Könnte Lotta sich hier versteckt haben?

War es eine weitere Falle gewesen, Martin zu erwähnen? Es war wirklich dumm von ihr gewesen, direkt und ganz allein zum Bootsklub zu fahren. Sara sah ein, dass sie sich nur ganz allein die Schuld für das geben konnte, was passiert war. Es war ihr impulsives Agieren, das Lotta die Möglichkeit gegeben hatte, zum Angriff überzugehen. Aber das war kein Fehler, den sie ein weiteres Mal begehen würde, nachdem sie jetzt wusste, dass ihre Kindheitsfreundin zurückgekehrt war.

Sara fand, dass das Haus von außen betrachtet leer wirkte, als hätte das Böse es verlassen. Es blieb nur zu hoffen, dass es auch stimmte.

Die Frage war, welche Absicht Lotta hierhergeführt hatte. Was sie getan hatte, bevor sie verschwunden war. Hatte es etwas mit dem Geheimnis zu tun, das Eric laut Koslow in dem Haus versteckt hatte?

Statt den Haupteingang zu nehmen, schlich Sara um das Haus herum, öffnete das Kellerfenster, das sie auch bei der Auseinandersetzung mit Eric benutzt hatte, und glitt in das Untergeschoss.

Hinunter in die Höhle der Bestie. Ihr drehte sich der Magen um, als sie die Füße auf den Kellerboden setzte. Eine heftige Übelkeit, die sie nur mit Schwierigkeiten bezwingen konnte. Vielleicht war es ein überdimensionierter Adrenalinkick, der diese Reaktion hervorrief. Ihr Körper ging vielleicht davon aus, dass sie erneut ums Überleben kämpfen müsste, wenn sie wieder in diesen Keller kam.

In dem feuchten, dunklen Keller war niemand, aber das unbehagliche Gefühl war intensiv. Hatte jetzt eine andere Art von Bosheit hier unter der Erde das Kommando übernommen?

Sara schlich so leise sie konnte und sah sich um, blieb stehen und lauschte, hörte aber nichts.

Die Kellertreppe nach oben. Langsam. Schritt für Schritt.

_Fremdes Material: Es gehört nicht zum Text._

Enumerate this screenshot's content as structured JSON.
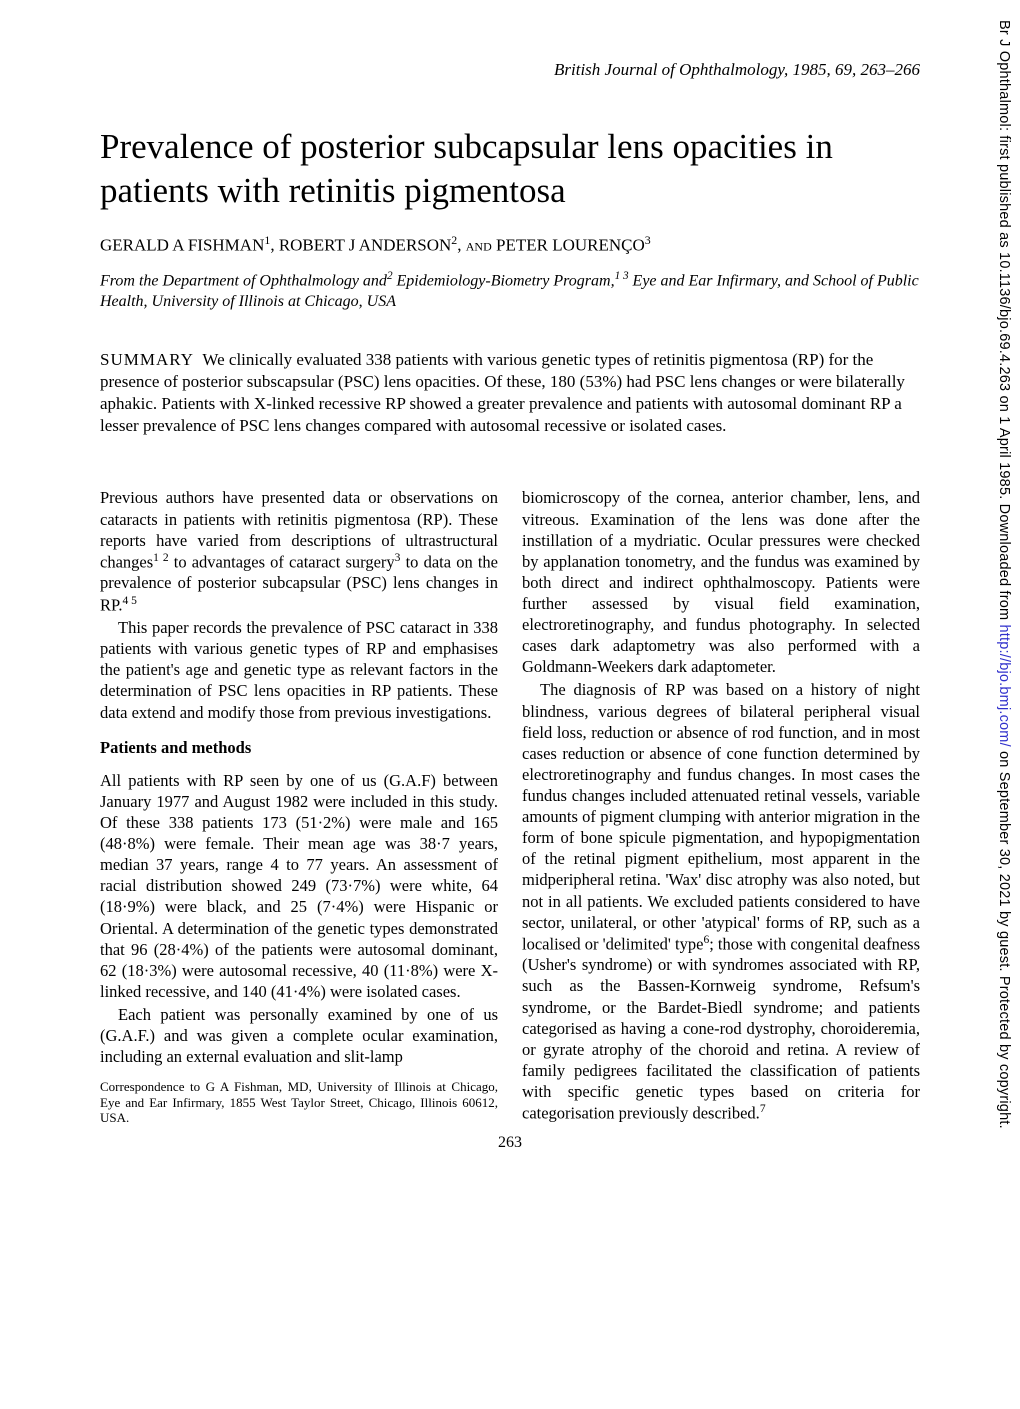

Vorsichtig, ganz vorsichtig die Klinke herunterdrücken. Sich an die Wand pressen, um die Zielscheibe so klein wie möglich zu machen, und dann durch den Türspalt sehen. Hervorspähen und dann den Kopf so schnell wie nur irgend möglich wieder zurückziehen.

Als die Tür ganz geöffnet war, hatte sie einen Überblick über den Flur und die Küche, und sie war überzeugt davon, dass sich keine Lotta dort versteckte.

Immer noch mucksmäuschenstill und ganz langsam schlich sie weiter durch das Haus. Kompakte Stille. Auf dem Boden am Fuß der Treppe zum Obergeschoss lag ein Körper.

Marie.

Nackt.

Gefesselt.

Aber am Leben.

Sie lag ganz still dort und starrte vor sich hin. Schien kaum zu bemerken, dass Sara aufgetaucht war.

Sara versuchte, lautlos mit Handzeichen zu fragen, ob Lotta im Haus sei, aber ihre Schwiegermutter verstand allem Anschein nach nicht, was sie meinte.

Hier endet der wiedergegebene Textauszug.